(DIRE)- “Non è possibile immaginare che il 31 dicembre, al termine della proroga dei provvedimenti straordinari adottati per l’emergenza Covid, circa 700 persone che da due anni sono fuori dal carcere per licenze straordinarie svolte senza incorrere in alcuna infrazione, né penale né disciplinare, tornino a dormire in carcere come prevede il loro status di semiliberi”. Lo ha detto Stefano Anastasia, filosofo e sociologo del Diritto, portavoce dei Garanti dei Detenuti di tutta Italia, nel corso dell’evento ‘Dignità e reinserimento sociale, quali carceri dopo l’emergenza?’ organizzato dalla Conferenza dei Garanti delle persone private della libertà e dalla Conferenza nazionale del volontariato della Giustizia presso la Città Metropolitana di Roma.
Anastasia, in questo senso, ha chiesto al Parlamento un “atto di giustizia. Vedete voi come, ma è inimmaginabile che queste persone, che hanno dato la migliore prova di correttezza e affidabilità, in libertà per due anni, subiscano una regressione nel loro percorso di reinserimento e tornino a dormire in carcere come se nulla fosse. In cella, si è pagato più del dovuto il debito con la Giustizia. Tra i mille ristori che la comunità nazionale ha dovuto riconoscere a categorie economiche e gruppi sociali, non è possibile che non si riconosca che la detenzione in pandemia è stata enormemente più dura di quanto non sia normalmente. Questa maggiore sofferenza va riconosciuta con equità dalle istituzioni“. Lo ha detto – ancora – Stefano Anastasia, nel corso dell’evento presso la Città Metropolitana di Roma.
“Da un anno a questa parte diciamo ‘un giorno di liberazione anticipata speciale per ogni giorno passato in pandemia’- ha aggiunto Anastasia – In Parlamento ci sono proposte per tornare alla liberazione anticipata speciale già sperimentata ai tempi della condanna europea per sovraffollamento. Sarà l’una, sarà l’altra, o una via di mezzo tra le due, ma non si può non riconoscere che circostanze eccezionali hanno costretto decine di migliaia di persone a pagare più del dovuto il loro debito nei confronti della giustizia. E la giustizia, se vuole essere tale, deve essere capace di riconoscerlo”.

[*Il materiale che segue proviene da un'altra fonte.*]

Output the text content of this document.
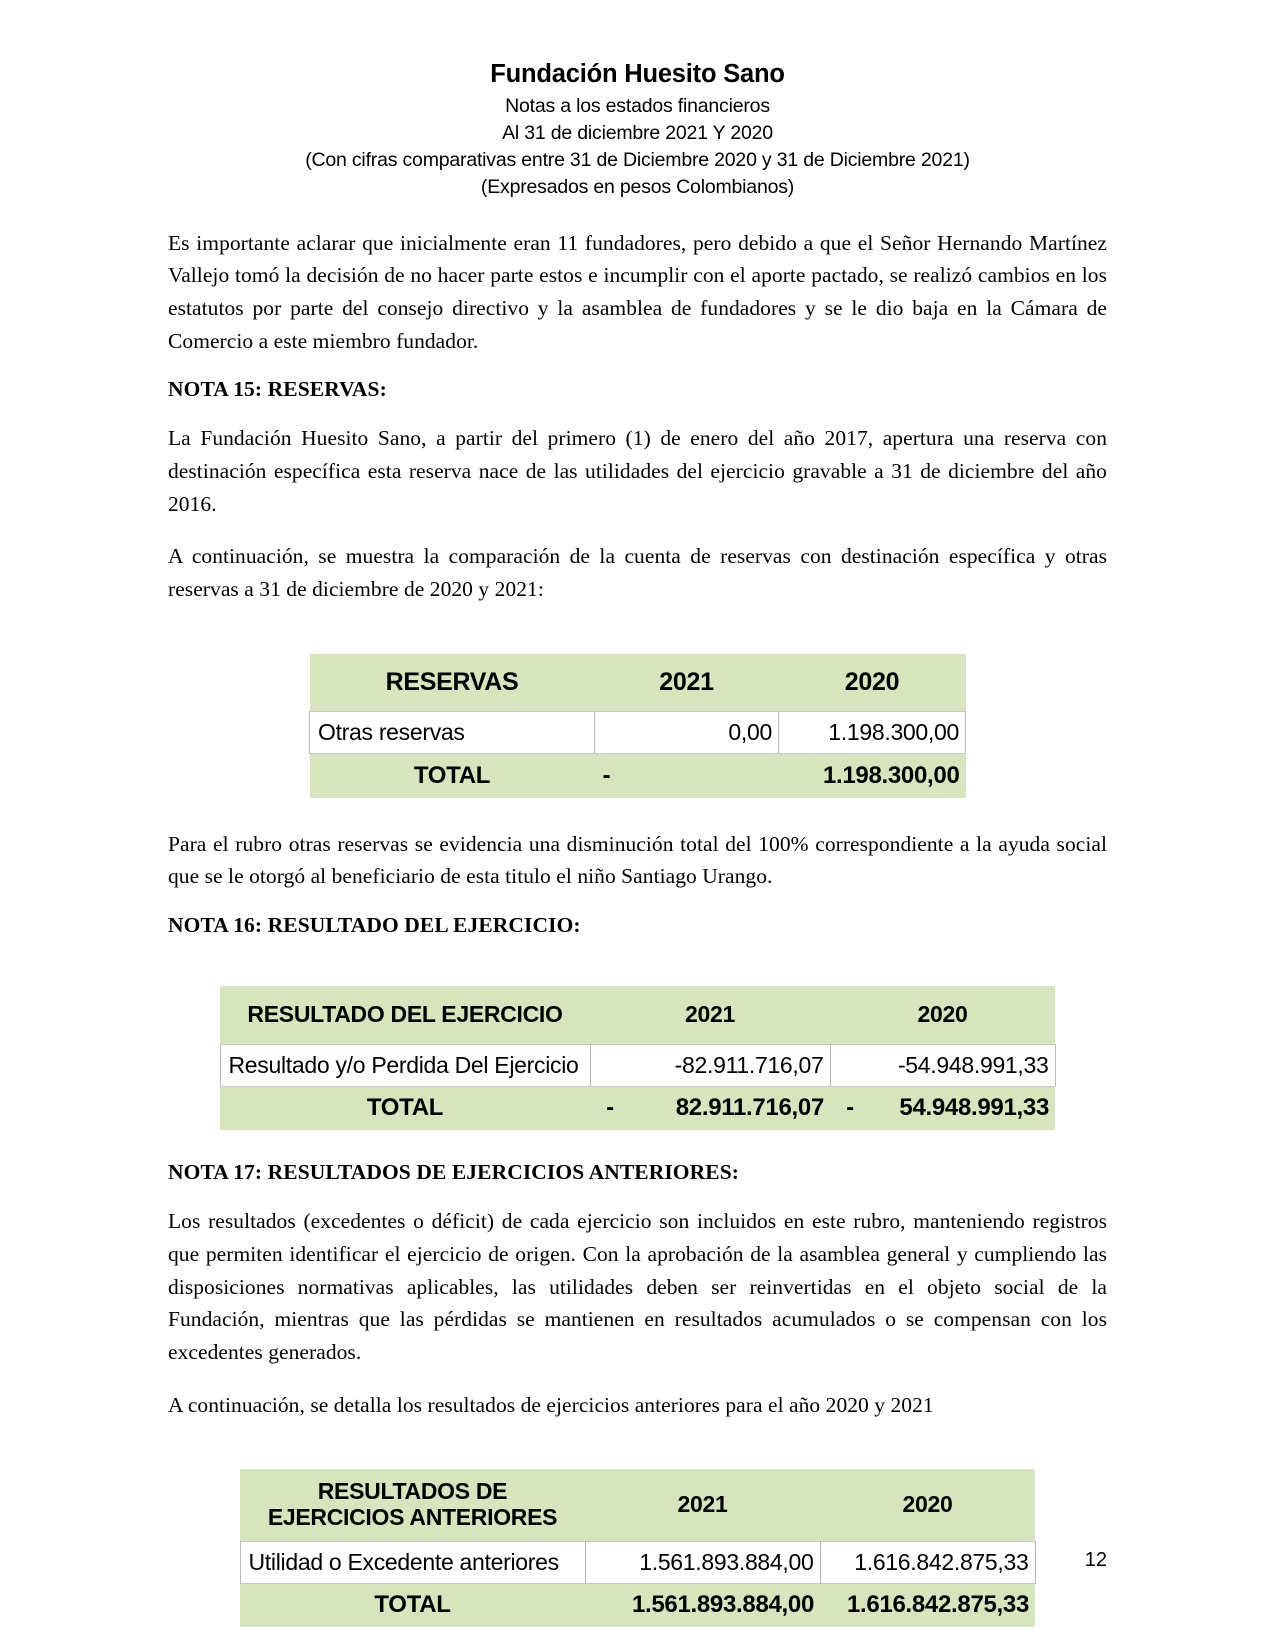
Fundación Huesito Sano
Notas a los estados financieros
Al 31 de diciembre 2021 Y 2020
(Con cifras comparativas entre 31 de Diciembre 2020 y 31 de Diciembre 2021)
(Expresados en pesos Colombianos)

Es importante aclarar que inicialmente eran 11 fundadores, pero debido a que el Señor Hernando Martínez Vallejo tomó la decisión de no hacer parte estos e incumplir con el aporte pactado, se realizó cambios en los estatutos por parte del consejo directivo y la asamblea de fundadores y se le dio baja en la Cámara de Comercio a este miembro fundador.

NOTA 15: RESERVAS:

La Fundación Huesito Sano, a partir del primero (1) de enero del año 2017, apertura una reserva con destinación específica esta reserva nace de las utilidades del ejercicio gravable a 31 de diciembre del año 2016.

A continuación, se muestra la comparación de la cuenta de reservas con destinación específica y otras reservas a 31 de diciembre de 2020 y 2021:

RESERVAS	2021		2020	
Otras reservas	0,00		1.198.300,00	
TOTAL	-			1.198.300,00

Para el rubro otras reservas se evidencia una disminución total del 100% correspondiente a la ayuda social que se le otorgó al beneficiario de esta titulo el niño Santiago Urango.

NOTA 16: RESULTADO DEL EJERCICIO:
RESULTADO DEL EJERCICIO	2021		2020	
Resultado y/o Perdida Del Ejercicio	-82.911.716,07		-54.948.991,33	
TOTAL	-	82.911.716,07	-	54.948.991,33
NOTA 17: RESULTADOS DE EJERCICIOS ANTERIORES:

Los resultados (excedentes o déficit) de cada ejercicio son incluidos en este rubro, manteniendo registros que permiten identificar el ejercicio de origen. Con la aprobación de la asamblea general y cumpliendo las disposiciones normativas aplicables, las utilidades deben ser reinvertidas en el objeto social de la Fundación, mientras que las pérdidas se mantienen en resultados acumulados o se compensan con los excedentes generados.

A continuación, se detalla los resultados de ejercicios anteriores para el año 2020 y 2021

RESULTADOS DE
EJERCICIOS ANTERIORES	2021	2020
Utilidad o Excedente anteriores	1.561.893.884,00	1.616.842.875,33
TOTAL	1.561.893.884,00	1.616.842.875,33
12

Ancora, sempre Anastasia: “Il futuro del carcere è nelle proposte di revisione della legislazione sulle droghe, di riconoscimento delle relazioni affettive e sessuali delle persone detenute, di alternative al carcere per i le madri e i padri dei bambini e delle bambine. E` importante che su queste questioni il Parlamento arrivi ad esprimersi e a completare percorsi legislativi che corrispondono ad orientamenti consolidati nella gran parte dei paesi europei con cui ci confrontiamo. Bisogna dunque ripensare la fisionomia dell`offerta trattamentale delle singole carceri in modo da valorizzarne le pur scarse risorse umane e materiali disponibili e da garantire territorialità della pena e adeguata ospitalità alle persone detenute, ciascuna di esse meritevole di un`offerta di opportunità per il reinserimento sociale, come ci ricorda il Presidente della Repubblica- ha spiegato Anastasia- per raccogliere le sfide che la pandemia ha portato al sistema penitenziario servono mezzi e strumenti, che non sono spazi, sezioni, padiglioni o istituti da riempire di altra detenzione sociale, ma persone, competenze ed esperienze da valorizzare nelle amministrazioni della Giustizia (tribunali, esecuzione penale esterna e carceri), ma anche nella Sanità, nei servizi sociali o in quelli di istruzione. Senza personale adeguato, qualificato e gratificato il carcere sarà sempre destinato a riprodurre il suo destino di discarica sociale”.